Один из селян высказал догадку: анахореты, обосновавшись в этой местности, дали обет молчания. Его высочество, страдавший припадками чисто восточного деспотизма, на это возразил – они, по крайней мере, могли бы держать себя почтительно и приветствовать владыку, как того требует обычай. Видя, что махараджа начинает сердиться, и, желая избавить отшельников от неприятностей, я попросила его отпустить их. Он колебался, но я настаивала. Тем временем я послала за двумя кульками сахарного песка, любимого лакомства тибетцев, из моего багажа и положила по одному в каждую корзину.
– Откройте дверь и пусть эти твари убираются, – приказал, наконец, махараджа.

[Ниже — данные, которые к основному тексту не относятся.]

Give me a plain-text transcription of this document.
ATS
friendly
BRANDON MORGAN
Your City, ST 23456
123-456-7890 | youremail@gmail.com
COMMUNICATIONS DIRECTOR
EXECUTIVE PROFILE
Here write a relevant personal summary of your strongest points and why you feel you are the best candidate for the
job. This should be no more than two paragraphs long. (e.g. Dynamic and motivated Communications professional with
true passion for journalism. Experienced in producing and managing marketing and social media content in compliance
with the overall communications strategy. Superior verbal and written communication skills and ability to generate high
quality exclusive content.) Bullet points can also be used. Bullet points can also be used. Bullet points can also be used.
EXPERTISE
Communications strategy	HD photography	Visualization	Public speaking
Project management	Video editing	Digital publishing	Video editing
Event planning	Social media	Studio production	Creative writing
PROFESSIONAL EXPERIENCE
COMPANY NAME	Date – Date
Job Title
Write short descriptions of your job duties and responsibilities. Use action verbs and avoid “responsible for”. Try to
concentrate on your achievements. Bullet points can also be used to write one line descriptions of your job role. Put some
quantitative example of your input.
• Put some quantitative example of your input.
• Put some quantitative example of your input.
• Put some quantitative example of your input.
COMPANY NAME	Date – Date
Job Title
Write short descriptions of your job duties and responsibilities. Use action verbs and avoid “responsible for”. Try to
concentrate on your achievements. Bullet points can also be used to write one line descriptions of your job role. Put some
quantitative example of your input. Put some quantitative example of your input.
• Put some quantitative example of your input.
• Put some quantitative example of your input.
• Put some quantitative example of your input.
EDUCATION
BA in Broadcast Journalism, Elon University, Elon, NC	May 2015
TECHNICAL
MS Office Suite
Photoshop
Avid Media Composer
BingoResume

Как только анахореты увидели, что путь свободен, они одним прыжком очутились около корзин и завладели ими. Один из них быстро вытащил что-то из-под своих лохмотьев, запустил руку с когтеобразными ногтями в мою прическу, и затем оба скрылись с быстротой и ловкостью горных коз. Я вынула из волос маленький амулет и показала его присутствовавшим, а позже нескольким другим ламам, владевшим искусством волшебства. Все они уверяли, что амулет был дан на счастье и обеспечивает мне общество одного демона, обязанного мне служить и устранять с моего пути все препятствия. Разумеется, я была в восхищении. Вероятно, анахорет понял, что я заступилась за него и его товарища, и, может быть, диковинный подарок был свидетельством его благодарности.

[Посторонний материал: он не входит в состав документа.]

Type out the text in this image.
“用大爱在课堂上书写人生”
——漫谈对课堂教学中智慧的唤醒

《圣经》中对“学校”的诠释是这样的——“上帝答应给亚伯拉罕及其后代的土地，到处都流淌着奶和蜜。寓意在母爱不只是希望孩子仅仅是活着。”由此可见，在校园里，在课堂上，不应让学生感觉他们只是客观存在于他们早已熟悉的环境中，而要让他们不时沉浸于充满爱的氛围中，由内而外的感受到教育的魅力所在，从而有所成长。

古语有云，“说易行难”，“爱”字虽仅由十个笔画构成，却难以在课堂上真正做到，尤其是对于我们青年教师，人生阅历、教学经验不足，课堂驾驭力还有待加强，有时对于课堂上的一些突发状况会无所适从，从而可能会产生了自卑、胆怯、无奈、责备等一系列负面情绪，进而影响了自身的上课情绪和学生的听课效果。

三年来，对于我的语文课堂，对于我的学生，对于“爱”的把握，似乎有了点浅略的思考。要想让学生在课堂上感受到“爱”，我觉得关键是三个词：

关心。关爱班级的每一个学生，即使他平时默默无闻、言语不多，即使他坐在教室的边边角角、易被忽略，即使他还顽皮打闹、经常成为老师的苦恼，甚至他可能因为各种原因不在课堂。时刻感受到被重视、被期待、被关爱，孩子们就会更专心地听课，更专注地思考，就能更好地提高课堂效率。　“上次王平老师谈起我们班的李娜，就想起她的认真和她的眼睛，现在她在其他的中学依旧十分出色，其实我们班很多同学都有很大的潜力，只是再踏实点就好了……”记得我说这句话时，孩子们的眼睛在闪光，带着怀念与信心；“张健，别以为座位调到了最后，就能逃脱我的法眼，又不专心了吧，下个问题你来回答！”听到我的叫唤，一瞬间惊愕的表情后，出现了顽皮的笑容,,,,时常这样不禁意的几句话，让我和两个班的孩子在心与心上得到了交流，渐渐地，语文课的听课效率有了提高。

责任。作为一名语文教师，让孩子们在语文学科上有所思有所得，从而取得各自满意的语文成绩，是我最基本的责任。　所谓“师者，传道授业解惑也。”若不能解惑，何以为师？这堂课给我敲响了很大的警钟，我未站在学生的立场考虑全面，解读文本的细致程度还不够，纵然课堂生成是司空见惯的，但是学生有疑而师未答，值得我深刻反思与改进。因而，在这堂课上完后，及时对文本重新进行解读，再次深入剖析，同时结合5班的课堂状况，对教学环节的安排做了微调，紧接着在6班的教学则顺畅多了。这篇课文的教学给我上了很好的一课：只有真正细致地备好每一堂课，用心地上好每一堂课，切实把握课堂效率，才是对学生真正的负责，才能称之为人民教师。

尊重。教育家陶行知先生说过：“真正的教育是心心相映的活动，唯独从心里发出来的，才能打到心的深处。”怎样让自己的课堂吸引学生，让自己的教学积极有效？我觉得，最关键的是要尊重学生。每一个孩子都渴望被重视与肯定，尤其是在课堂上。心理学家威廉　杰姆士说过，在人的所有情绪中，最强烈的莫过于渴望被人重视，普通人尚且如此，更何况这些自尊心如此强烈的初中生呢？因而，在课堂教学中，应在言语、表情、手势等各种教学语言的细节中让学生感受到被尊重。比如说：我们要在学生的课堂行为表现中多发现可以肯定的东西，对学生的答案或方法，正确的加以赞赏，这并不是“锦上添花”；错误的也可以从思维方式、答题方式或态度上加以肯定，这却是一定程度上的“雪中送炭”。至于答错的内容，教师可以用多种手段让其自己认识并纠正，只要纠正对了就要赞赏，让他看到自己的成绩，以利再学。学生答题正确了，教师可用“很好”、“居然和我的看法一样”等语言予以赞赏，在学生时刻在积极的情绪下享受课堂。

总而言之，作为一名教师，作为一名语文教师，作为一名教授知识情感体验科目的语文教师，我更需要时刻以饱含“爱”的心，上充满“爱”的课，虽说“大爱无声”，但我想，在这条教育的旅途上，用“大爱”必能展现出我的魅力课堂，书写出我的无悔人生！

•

Последняя экскурсия совместно с князем-ламой снова привела меня в северную часть страны. Опять я посетила Латшен и повидалась с гомтшеном. На этот раз я смогла поговорить с ним, но беседа, к сожалению, была мимолетной: мы останавливались в Латшене только – на один день, так как хотели дойти до конечной цели нашего путешествия – подошвы Кинчинджинга (высота – 840 метров). Во время этого путешествия мы раскидывали лагерь на берегу красивого озера в пустынной долине Лонака поблизости от самого высокого перевала в мире – перевала Жонгсон (высота 7300 метров), где сходятся границы Тибета, Непала и Сиккима; затем мы провели несколько дней на краю гигантских морей, откуда поднимались покрытые ледниками вершины Кинчинджинги, после чего Сидкеонг-тюльку должен был расстаться со мной и вернуться в Гангток. Махараджа шутил над моей любовью к высокогорным пустынным просторам, побуждавшей меня продолжать путешествие после его отъезда самостоятельно. Я живо помню князя, на этот раз не в одеянии из "Тысячи и одной ночи", но в европейском костюме альпиниста. Прежде чем скрыться из вида за большим скалистым выступом, он обернулся, размахивая шляпой: "До скорого свидания", – крикнул он, – "не задерживайтесь слишком долго". Я никогда его больше не видела. Он умер несколько месяцев спустя в Гангтоке при таинственных обстоятельствах. В то время я была в Латшене.
Долина Лонак находится слишком близко от Тибета, и я не могла противиться искушению перейти через один из ведущих туда перевалов. Самым доступным был перевал Наго (5450 м). Не считая снега, выпавшего в самом начале пути, погода была хорошая, но пасмурная. Вид, открывшийся с высоты перевала, ничем не напоминал зрелища, поразившего меня своим сиянием два года тому назад. Как и тогда, необозримая пустыня простиралась от подошвы горы к другим горным хребтам, неясно проступавшим в туманной дали. Но сумерки набросили на нее серо-сиреневую дымку, делавшую все более таинственным и, быть может, еще более непреодолимо манящим.